Thanks so much George! Actually, Larry was on my PhD thesis committee at UW-Madison. He does excellent work.
There's a handful of analytic philosophers who have thought about these issues, starting with Yablo. There's also List and Menzies, as well as Shapiro and Sober. All these people do incredible work and have all touched on issues related to causal emergence at some point or another, although most are focused more on problems of mental causation. None have, as far as I know, argued explicitly for the theory laid out here and elsewhere.
One constant problem that I have with this research is the consequence of framing it in terms of the exclusion problem. It's a good way to frame it because it hammers the problem home, but it's a bad way because the exclusion argument is a well-known philosophical issue and people then immediately assume this is a philosophical solution to a philosophical problem. But as I indicate in the essay, I'm using the exclusion argument as a stand-in for a more general issue concerning causal structure, information, and model choice.
Ultimately, I think this requires a scientific (or mathematical) theory, composed of: A) formalizing supervenience as changes in scale or as highlighting only subsets of the system's state-space; B) some sensitive measure of causation and/or information (I've used information theory and Pearl's causal calculus) that can handle things like noise, is proven to be related to various important causal properties, doesn't give nonsensical answers for simple scenarios, etc; C) actually checking and proving that B can be higher across various scales made with A; D) explaining why it's theoretically even possible that the macro can beat the micro; E) hopefully some applications.

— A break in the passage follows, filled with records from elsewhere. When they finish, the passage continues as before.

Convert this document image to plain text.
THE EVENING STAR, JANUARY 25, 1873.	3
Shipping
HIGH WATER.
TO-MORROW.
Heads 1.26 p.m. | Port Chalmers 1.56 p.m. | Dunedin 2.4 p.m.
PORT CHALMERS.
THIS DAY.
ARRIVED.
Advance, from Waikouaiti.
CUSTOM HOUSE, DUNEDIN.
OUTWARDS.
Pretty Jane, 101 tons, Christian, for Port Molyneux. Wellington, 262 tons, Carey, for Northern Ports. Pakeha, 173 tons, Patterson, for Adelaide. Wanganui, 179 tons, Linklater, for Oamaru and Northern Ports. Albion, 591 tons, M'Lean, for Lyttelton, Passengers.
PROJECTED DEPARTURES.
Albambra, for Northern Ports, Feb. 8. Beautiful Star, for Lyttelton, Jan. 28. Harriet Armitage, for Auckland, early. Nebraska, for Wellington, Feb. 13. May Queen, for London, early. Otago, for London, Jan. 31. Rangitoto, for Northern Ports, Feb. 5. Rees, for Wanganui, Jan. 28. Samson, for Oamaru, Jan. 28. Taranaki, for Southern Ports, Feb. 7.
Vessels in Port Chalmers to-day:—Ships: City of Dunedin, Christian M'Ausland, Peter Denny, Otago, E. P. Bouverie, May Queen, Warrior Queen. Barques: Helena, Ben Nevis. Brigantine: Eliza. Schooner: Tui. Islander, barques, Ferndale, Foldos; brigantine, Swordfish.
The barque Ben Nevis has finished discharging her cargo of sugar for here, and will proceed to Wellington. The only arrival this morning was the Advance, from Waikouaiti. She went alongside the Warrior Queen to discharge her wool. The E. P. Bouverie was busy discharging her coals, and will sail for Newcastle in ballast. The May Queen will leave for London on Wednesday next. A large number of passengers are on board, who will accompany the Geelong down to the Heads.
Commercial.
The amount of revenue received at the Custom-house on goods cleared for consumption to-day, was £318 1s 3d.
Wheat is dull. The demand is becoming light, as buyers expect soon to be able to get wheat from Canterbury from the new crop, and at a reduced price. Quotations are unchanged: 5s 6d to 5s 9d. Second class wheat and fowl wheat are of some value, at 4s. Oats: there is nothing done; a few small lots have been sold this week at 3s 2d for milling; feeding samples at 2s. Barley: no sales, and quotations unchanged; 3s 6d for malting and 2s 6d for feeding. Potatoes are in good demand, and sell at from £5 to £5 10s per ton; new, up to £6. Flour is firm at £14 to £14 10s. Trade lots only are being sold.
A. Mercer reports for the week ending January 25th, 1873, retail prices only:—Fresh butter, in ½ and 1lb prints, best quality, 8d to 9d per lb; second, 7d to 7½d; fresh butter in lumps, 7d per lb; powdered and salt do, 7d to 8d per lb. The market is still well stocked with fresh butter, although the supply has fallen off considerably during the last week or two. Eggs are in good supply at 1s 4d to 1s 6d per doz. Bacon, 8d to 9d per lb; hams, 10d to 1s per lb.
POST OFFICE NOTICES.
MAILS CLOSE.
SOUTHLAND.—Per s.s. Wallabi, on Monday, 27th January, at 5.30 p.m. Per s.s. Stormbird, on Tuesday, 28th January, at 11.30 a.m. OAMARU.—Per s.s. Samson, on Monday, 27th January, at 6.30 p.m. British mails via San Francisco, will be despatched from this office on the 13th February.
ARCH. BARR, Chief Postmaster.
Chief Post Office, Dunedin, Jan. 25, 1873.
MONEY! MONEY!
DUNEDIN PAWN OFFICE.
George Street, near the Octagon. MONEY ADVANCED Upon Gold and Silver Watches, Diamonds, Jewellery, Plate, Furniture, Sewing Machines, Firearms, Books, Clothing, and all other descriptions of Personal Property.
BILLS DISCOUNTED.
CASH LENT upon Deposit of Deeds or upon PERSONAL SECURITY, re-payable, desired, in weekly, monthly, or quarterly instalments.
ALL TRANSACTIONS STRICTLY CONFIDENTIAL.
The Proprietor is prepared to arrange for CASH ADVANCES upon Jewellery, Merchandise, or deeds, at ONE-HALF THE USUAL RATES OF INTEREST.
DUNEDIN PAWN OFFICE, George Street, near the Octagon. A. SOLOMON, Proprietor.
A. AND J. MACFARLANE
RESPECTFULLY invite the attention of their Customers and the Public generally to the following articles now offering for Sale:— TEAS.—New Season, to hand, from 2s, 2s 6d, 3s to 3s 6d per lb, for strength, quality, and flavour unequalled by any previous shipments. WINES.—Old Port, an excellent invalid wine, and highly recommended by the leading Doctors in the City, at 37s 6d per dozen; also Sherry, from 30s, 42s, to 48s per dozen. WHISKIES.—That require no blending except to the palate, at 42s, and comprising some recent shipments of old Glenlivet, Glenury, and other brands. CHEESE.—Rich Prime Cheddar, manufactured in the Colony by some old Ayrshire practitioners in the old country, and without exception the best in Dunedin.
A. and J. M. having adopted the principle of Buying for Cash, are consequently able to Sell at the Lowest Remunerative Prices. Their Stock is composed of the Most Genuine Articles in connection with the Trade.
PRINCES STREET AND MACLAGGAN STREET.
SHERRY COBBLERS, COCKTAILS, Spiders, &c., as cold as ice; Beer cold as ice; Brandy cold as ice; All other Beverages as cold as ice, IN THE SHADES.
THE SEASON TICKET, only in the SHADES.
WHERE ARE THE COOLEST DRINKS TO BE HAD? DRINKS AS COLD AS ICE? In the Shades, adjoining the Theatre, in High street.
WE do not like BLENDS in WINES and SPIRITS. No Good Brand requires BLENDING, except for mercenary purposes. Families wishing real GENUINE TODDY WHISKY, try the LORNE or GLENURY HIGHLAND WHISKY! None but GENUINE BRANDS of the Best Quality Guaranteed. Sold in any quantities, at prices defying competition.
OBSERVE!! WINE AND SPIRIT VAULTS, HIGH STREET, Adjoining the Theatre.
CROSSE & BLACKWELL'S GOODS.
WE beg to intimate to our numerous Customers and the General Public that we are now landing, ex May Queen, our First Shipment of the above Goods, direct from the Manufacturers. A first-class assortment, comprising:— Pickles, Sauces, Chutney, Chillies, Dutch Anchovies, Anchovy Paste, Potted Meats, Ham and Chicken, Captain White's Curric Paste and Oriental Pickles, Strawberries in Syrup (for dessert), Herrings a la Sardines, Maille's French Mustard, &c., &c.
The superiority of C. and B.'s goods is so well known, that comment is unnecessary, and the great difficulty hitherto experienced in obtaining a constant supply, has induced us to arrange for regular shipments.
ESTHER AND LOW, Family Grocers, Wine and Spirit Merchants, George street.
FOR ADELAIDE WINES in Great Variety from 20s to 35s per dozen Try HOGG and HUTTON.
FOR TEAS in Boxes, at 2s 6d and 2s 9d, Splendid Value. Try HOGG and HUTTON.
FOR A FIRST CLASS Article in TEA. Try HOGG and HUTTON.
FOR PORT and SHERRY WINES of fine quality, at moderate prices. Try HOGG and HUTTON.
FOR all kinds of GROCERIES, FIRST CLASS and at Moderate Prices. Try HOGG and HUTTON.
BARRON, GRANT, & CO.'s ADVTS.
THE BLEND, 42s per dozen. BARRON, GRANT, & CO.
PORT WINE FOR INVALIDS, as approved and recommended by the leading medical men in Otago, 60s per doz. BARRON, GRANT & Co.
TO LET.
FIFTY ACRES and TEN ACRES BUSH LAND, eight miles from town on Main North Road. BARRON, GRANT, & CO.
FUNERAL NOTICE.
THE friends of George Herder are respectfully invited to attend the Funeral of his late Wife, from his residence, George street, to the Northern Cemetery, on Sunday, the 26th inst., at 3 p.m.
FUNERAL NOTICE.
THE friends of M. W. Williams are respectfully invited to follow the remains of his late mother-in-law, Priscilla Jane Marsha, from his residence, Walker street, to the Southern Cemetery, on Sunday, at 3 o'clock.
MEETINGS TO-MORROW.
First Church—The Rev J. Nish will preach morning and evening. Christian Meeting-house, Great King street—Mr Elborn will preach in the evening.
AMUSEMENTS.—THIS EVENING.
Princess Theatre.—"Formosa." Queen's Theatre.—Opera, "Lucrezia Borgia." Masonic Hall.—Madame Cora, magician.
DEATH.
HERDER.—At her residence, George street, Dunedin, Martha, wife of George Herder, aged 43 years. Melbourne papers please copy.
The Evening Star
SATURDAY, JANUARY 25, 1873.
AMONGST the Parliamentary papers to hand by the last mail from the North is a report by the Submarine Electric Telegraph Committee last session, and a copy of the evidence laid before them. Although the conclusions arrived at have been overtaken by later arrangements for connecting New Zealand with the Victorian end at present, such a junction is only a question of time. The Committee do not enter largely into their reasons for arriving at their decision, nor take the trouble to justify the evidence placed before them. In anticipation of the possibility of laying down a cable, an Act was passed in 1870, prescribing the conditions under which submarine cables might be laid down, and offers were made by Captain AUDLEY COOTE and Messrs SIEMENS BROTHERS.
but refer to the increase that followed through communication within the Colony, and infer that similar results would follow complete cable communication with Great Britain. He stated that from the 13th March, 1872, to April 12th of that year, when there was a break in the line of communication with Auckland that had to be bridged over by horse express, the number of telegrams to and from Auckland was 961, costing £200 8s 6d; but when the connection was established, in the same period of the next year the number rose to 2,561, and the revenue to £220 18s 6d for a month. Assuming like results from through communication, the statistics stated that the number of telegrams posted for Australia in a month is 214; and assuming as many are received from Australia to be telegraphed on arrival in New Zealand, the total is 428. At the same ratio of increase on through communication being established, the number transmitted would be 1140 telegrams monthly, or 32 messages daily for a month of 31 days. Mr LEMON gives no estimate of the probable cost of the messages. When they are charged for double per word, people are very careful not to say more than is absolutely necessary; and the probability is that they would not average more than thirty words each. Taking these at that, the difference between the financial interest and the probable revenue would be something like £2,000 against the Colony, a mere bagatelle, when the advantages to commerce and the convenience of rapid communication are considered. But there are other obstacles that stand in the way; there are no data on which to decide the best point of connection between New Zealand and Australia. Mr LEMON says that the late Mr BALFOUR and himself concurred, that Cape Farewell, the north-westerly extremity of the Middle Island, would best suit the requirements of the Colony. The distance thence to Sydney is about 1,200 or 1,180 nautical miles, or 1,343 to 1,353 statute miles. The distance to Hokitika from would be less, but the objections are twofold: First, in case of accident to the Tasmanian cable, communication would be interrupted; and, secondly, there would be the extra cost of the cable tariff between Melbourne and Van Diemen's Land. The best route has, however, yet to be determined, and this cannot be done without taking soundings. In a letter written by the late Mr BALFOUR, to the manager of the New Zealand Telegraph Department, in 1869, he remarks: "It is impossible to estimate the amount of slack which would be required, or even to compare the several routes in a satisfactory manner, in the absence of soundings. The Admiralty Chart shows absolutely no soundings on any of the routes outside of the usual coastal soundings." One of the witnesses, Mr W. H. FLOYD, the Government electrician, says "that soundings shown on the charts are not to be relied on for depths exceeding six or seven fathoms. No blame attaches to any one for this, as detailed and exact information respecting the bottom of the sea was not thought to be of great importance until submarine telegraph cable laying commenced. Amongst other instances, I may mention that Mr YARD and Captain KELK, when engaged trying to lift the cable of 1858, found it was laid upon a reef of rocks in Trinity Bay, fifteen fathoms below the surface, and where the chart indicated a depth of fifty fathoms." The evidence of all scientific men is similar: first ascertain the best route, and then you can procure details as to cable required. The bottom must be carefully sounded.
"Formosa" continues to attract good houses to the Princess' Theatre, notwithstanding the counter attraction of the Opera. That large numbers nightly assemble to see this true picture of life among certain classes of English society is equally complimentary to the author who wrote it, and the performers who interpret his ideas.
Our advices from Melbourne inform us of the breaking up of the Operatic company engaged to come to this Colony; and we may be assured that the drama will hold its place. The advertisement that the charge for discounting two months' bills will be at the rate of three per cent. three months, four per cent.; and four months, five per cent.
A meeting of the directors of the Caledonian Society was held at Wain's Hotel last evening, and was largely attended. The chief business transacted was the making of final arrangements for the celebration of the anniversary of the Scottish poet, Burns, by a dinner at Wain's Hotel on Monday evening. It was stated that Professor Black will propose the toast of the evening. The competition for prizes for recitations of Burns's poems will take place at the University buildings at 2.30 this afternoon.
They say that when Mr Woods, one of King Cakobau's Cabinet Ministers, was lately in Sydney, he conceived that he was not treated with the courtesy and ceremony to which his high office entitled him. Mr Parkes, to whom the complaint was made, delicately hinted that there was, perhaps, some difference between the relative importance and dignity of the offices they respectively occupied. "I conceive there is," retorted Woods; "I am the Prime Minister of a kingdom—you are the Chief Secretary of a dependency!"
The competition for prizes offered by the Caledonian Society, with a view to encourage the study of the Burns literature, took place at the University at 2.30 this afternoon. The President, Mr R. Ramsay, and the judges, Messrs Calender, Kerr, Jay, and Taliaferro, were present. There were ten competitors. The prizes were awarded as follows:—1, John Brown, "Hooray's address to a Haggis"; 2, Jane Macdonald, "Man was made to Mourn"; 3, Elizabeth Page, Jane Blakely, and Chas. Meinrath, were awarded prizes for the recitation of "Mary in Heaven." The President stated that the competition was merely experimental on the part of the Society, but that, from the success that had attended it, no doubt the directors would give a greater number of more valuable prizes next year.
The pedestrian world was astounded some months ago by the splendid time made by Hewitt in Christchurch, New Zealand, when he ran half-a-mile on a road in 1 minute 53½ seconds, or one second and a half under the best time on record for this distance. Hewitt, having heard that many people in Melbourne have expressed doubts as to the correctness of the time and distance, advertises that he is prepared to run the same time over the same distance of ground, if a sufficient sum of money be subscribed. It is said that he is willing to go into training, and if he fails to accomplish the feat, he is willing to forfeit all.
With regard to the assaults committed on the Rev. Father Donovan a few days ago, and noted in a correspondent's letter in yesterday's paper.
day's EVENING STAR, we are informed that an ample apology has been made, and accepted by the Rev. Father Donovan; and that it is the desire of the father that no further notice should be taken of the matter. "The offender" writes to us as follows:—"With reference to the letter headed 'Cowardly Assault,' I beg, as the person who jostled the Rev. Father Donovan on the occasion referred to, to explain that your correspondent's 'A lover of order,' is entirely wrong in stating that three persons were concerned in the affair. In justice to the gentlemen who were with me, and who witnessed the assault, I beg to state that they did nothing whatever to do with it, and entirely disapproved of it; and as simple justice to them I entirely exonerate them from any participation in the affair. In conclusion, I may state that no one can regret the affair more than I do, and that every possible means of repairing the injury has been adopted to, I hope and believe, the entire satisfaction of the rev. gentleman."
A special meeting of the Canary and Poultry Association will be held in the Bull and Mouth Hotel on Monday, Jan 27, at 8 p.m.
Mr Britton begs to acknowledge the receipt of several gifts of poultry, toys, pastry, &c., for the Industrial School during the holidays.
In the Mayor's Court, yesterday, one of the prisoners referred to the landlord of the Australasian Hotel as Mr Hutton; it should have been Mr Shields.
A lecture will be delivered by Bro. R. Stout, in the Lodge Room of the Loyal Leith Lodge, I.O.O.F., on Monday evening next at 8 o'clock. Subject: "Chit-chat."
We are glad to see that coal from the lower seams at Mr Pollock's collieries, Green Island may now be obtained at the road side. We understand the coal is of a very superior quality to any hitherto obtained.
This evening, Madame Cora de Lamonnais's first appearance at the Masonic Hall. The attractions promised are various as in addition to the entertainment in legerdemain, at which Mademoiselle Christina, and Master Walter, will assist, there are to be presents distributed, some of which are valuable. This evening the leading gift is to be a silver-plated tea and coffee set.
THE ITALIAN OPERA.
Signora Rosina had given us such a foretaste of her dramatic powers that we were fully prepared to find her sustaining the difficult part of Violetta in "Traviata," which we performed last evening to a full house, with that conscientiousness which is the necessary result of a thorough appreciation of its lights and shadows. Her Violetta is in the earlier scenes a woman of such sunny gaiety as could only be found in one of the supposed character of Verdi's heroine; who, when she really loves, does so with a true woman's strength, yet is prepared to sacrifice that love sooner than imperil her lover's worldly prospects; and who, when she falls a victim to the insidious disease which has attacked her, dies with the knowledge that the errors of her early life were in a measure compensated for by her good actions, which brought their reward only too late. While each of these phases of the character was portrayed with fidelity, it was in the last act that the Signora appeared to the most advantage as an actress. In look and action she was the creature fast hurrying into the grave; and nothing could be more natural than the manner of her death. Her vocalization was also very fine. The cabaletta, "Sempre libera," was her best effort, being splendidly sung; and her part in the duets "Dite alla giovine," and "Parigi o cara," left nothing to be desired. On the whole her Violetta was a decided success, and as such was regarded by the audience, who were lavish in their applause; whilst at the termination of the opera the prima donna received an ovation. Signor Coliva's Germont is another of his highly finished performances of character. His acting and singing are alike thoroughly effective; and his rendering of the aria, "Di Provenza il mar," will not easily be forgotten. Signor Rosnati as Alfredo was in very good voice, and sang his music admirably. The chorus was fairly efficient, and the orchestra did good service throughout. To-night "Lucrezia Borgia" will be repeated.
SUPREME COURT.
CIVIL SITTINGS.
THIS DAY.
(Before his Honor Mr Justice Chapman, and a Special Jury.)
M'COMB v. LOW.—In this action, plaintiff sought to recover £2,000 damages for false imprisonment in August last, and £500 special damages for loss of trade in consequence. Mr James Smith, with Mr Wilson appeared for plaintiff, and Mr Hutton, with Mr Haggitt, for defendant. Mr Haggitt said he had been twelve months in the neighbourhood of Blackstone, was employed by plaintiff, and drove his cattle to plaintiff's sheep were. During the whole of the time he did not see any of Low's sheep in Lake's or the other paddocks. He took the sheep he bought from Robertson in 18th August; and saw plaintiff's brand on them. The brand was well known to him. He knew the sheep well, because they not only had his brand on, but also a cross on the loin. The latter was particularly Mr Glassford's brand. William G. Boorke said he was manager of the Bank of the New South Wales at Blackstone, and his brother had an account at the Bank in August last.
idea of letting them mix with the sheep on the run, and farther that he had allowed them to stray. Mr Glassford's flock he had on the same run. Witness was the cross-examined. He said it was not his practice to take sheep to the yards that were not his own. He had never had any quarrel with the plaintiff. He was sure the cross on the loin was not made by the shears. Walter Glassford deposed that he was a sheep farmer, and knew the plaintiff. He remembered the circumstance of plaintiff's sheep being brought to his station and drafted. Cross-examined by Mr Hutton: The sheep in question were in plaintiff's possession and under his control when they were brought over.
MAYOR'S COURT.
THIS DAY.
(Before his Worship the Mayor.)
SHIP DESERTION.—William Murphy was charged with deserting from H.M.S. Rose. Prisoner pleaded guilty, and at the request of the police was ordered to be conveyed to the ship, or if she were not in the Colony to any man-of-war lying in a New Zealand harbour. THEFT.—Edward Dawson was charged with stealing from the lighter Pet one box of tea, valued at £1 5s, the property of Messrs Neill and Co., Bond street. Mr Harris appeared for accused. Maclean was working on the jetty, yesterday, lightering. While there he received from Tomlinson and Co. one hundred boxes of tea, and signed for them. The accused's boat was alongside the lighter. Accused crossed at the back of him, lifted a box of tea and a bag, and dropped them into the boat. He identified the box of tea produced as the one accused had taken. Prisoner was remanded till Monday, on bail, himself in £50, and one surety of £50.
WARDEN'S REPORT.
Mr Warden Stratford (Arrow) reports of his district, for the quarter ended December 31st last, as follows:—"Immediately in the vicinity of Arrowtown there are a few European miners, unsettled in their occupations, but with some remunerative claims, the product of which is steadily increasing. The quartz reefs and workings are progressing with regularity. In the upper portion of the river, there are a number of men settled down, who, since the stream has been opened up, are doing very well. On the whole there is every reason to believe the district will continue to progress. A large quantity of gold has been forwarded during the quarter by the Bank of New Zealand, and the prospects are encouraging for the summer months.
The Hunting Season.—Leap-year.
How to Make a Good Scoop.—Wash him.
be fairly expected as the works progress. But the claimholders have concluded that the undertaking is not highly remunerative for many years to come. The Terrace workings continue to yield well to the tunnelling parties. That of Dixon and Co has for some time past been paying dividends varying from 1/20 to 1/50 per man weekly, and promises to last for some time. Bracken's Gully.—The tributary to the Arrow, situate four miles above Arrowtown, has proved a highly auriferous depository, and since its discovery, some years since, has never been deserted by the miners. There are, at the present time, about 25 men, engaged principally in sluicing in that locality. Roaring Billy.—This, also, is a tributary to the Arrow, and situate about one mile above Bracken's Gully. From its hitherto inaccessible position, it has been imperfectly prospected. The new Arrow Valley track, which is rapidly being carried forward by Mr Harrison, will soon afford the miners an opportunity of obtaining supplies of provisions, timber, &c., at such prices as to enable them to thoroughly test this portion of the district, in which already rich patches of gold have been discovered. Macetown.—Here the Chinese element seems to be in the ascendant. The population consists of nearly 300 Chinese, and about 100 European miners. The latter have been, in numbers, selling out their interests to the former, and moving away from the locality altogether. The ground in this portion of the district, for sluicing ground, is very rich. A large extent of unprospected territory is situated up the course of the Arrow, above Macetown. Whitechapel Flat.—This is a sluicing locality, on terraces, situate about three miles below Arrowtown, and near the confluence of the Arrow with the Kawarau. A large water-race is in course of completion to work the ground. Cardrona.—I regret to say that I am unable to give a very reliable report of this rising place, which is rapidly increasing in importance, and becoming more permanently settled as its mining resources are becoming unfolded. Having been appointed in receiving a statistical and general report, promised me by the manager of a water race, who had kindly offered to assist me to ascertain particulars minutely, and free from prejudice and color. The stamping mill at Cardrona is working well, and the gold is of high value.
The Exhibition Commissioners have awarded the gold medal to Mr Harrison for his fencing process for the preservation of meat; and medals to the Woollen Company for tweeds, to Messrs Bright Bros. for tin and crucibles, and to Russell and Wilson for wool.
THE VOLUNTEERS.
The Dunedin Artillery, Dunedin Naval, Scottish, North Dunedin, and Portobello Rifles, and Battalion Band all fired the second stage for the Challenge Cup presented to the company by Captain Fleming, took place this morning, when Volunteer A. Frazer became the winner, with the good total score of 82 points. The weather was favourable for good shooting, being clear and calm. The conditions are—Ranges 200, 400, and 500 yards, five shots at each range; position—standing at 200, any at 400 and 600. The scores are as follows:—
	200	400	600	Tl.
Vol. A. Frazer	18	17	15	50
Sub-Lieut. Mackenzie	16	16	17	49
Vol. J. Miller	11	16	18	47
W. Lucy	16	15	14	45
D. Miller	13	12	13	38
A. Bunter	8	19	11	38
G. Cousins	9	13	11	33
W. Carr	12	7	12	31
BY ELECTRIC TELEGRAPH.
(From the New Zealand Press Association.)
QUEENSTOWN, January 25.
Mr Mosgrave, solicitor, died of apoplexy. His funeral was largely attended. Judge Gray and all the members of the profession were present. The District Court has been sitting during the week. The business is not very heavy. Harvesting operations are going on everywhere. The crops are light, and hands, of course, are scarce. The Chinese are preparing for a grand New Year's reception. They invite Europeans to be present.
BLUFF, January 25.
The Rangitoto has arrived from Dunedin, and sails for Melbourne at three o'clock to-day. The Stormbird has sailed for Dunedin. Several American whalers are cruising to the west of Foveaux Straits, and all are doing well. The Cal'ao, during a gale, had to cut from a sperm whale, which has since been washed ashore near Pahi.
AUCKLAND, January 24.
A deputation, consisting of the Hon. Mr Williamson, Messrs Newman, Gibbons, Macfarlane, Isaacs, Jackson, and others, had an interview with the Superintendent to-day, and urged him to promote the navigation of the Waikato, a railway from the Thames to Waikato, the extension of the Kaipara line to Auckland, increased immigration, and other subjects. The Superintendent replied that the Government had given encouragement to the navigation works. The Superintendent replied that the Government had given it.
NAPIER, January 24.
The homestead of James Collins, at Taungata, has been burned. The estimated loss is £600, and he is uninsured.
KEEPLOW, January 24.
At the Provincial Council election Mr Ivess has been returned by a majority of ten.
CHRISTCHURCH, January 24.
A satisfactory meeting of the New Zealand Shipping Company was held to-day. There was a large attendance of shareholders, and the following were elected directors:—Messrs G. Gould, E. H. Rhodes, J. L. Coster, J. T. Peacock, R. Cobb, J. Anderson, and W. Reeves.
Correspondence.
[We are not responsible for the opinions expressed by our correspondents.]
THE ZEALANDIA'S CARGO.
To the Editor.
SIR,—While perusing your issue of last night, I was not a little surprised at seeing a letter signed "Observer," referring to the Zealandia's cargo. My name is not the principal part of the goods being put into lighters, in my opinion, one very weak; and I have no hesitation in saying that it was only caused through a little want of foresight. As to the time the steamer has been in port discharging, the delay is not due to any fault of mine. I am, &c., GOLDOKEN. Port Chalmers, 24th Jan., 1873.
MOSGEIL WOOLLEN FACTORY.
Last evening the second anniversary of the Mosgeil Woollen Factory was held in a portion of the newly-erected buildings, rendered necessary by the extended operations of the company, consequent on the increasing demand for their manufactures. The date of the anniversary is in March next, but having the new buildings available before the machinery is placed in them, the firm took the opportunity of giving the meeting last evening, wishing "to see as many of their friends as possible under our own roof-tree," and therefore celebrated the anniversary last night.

Originally we argued in 2013 for the D that macroscales reduce the noise in the system (over both the past and the future), and that's how causal emergence occurs. I think there's another interesting way of framing it, which is that macroscales can be thought of as codes (as I argue here and elsewhere), and the macro can beat the micro because of Shannon's noisy-channel coding theorem. Hopefully both these explanations help with E: actual applications.